In social interactions the ability to be tactful is one thing. When your girlfriend or wife asks "Do these earrings make me look fat?" then the answer should always be "No" without hesitation (means you're thinking about it) or elaboration (leaves room for misunderstanding/ picking a fight).
When my teachers went on strike in 1987 and we had to go home, it came on the tail of them also refusing to cover lunch breaks, which Dinner Ladies couldn't do on their own due to the legal implications. We had to go home for lunch, come back, register as present, and THEN fuck off home again. A few people didn't do that and just stayed home. The next day Mrs Cunt...I mean Wolstenhome, got everyone in the canteen and asked those who'd missed afternoon register why they'd not come back. Anyone without a doctor's note was given detention and told they were stupid.
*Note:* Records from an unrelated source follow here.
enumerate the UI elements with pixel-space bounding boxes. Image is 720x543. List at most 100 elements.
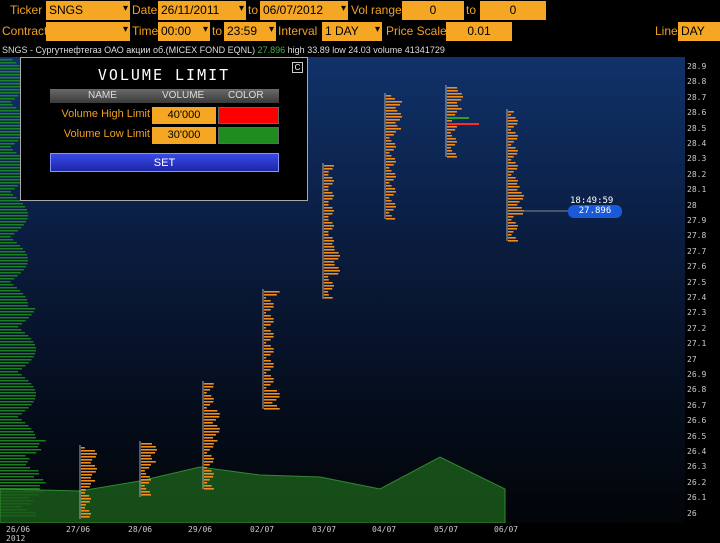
day-profile-bar [508, 120, 518, 122]
price-tick: 26.6 [687, 416, 707, 426]
day-profile-bar [81, 471, 96, 473]
day-profile-bar [324, 207, 333, 209]
day-profile-bar [204, 383, 214, 385]
left-profile-bar [0, 137, 22, 139]
day-profile-bar [447, 108, 462, 110]
day-profile-bar [508, 186, 520, 188]
day-profile-bar [141, 479, 151, 481]
day-profile-bar [81, 492, 85, 494]
price-scale-input[interactable]: 0.01 [446, 22, 512, 41]
price-tick: 26.7 [687, 400, 707, 410]
day-profile-bar [264, 375, 271, 377]
day-profile-bar [508, 177, 516, 179]
day-profile-bar [386, 164, 394, 166]
left-profile-bar [0, 299, 27, 301]
day-profile-bar [264, 363, 274, 365]
day-profile-bar [264, 387, 267, 389]
left-profile-bar [0, 155, 20, 157]
left-profile-bar [0, 314, 32, 316]
day-profile-bar [386, 212, 390, 214]
left-profile-bar [0, 335, 29, 337]
day-profile-bar [324, 219, 329, 221]
left-profile-bar [0, 485, 40, 487]
date-to-select[interactable]: 06/07/2012 [260, 1, 348, 20]
left-profile-bar [0, 473, 40, 475]
day-profile-bar [324, 210, 334, 212]
left-profile-bar [0, 344, 36, 346]
day-profile-bar [264, 405, 278, 407]
left-profile-bar [0, 104, 13, 106]
close-icon[interactable]: C [292, 62, 303, 73]
day-profile-bar [204, 422, 213, 424]
ticker-select[interactable]: SNGS [46, 1, 130, 20]
low-limit-volume-input[interactable]: 30'000 [152, 127, 216, 144]
vol-from-input[interactable]: 0 [402, 1, 464, 20]
set-button[interactable]: SET [50, 153, 279, 172]
left-profile-bar [0, 278, 15, 280]
price-tick: 27.8 [687, 231, 707, 241]
date-to-label: to [248, 3, 259, 17]
high-volume-bar [447, 123, 479, 125]
day-profile-bar [508, 228, 518, 230]
day-profile-bar [508, 162, 516, 164]
day-profile-bar [324, 192, 333, 194]
day-profile-bar [264, 339, 271, 341]
day-profile-bar [81, 459, 93, 461]
day-profile-bar [508, 150, 518, 152]
time-from-select[interactable]: 00:00 [158, 22, 210, 41]
left-profile-bar [0, 293, 24, 295]
high-limit-color-swatch[interactable] [218, 107, 279, 124]
date-tick: 03/07 [312, 525, 337, 534]
day-profile-bar [141, 449, 157, 451]
day-profile-bar [324, 279, 329, 281]
left-profile-bar [0, 188, 15, 190]
left-profile-bar [0, 149, 13, 151]
day-profile-bar [324, 234, 329, 236]
day-profile-bar [141, 473, 147, 475]
instrument-ticker: SNGS [2, 45, 28, 55]
day-profile-bar [141, 446, 156, 448]
left-profile-bar [0, 242, 17, 244]
vol-to-input[interactable]: 0 [480, 1, 546, 20]
day-profile-bar [447, 120, 452, 122]
day-profile-bar [508, 201, 520, 203]
contract-select[interactable] [46, 22, 130, 41]
line-label: Line [655, 24, 678, 38]
day-profile-bar [386, 134, 394, 136]
price-tick: 27.7 [687, 246, 707, 256]
day-profile-bar [324, 180, 334, 182]
left-profile-bar [0, 245, 21, 247]
day-profile-bar [81, 474, 93, 476]
low-limit-color-swatch[interactable] [218, 127, 279, 144]
left-profile-bar [0, 413, 22, 415]
left-profile-bar [0, 479, 44, 481]
day-profile-bar [386, 218, 396, 220]
day-profile-bar [324, 171, 329, 173]
day-profile-bar [324, 240, 334, 242]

When it was discreetly pointed out that the teachers themselves were breaking the rules the icy reply given was "We're going on strike for you, are you too stupid to see that?!"
No one answered.
Life seemed to be a cycle of not telling the truth. This also extended to "not sulking" when out in company. Not that anyone gave a shit about the sulker's reasons for sulking, they just thought the sulker should smother his or her own feelings so they didn't' bring the mood down for everyone else. After all, the last thing anyone wanted to see was a pouting, unhappy face when they were trying to have a good time.
Now when I'm out and people ask me "How are you?" I tell the truth. If I'm feeling OK I'll say so. However if I'm not I'll say that too. An English pleasantry that is only meant to have one answer ("Fine thank you, how are you?"). When you say "A bit shit, I'm knackered to be honest!" people sometimes react as if you'd just farted.
Telling the truth can be quite liberating. I feel sorriest for people who work in retail because they are obliged to be 'nice' to horrible cunts, even if the horrible cunts have long since voided the right to be spoken to kindly. In the
retail staff appear to have the right to say "Excuse me Sir but I'm not
going to continue this conversation as you are being abusive and I'm going to
have to ask you to leave". In the UK
some retail employees have a CONTRACTUAL DUTY to be nice to people, no matter
how they are treated. Four years ago I saw a member of staff at take abuse off an irate,
bullying cunt who'd been charged for the car park without realising it when
he'd booked online. When he tried it with me I told him to go fuck himself and
called him and his wife "a couple of fucking twats". Once
they'd gone the staff member thanked me while giggling and said "I have
to be polite to customers, no matter what they say to me." Warwick
In a martial arts class I assist at there is a 7 year old boy who is very inquisitive, outspoken and curious. He questions nearly everything me and the instructor say but neither of us get the impression that he's trying to be rude. It's just how he is and I personally think it's awesome that he's self confident enough at such a young age to speak his mind. Once he saw another student's mother having a cigarette after the lesson and said "Smoking makes your lungs go black. Why do you do it?" The mother took it with a smile and a shrug and said to me "I'm getting told off". The lad is fascinated by nearly everything and his mind works overtime to understand what's going on around him. No one suppresses his desire for information, (even though he gets told off like anyone else if he actually breaks the rules). He's not told he's cheeky, or insolent or "answering back" because he isn't. He just wants to know.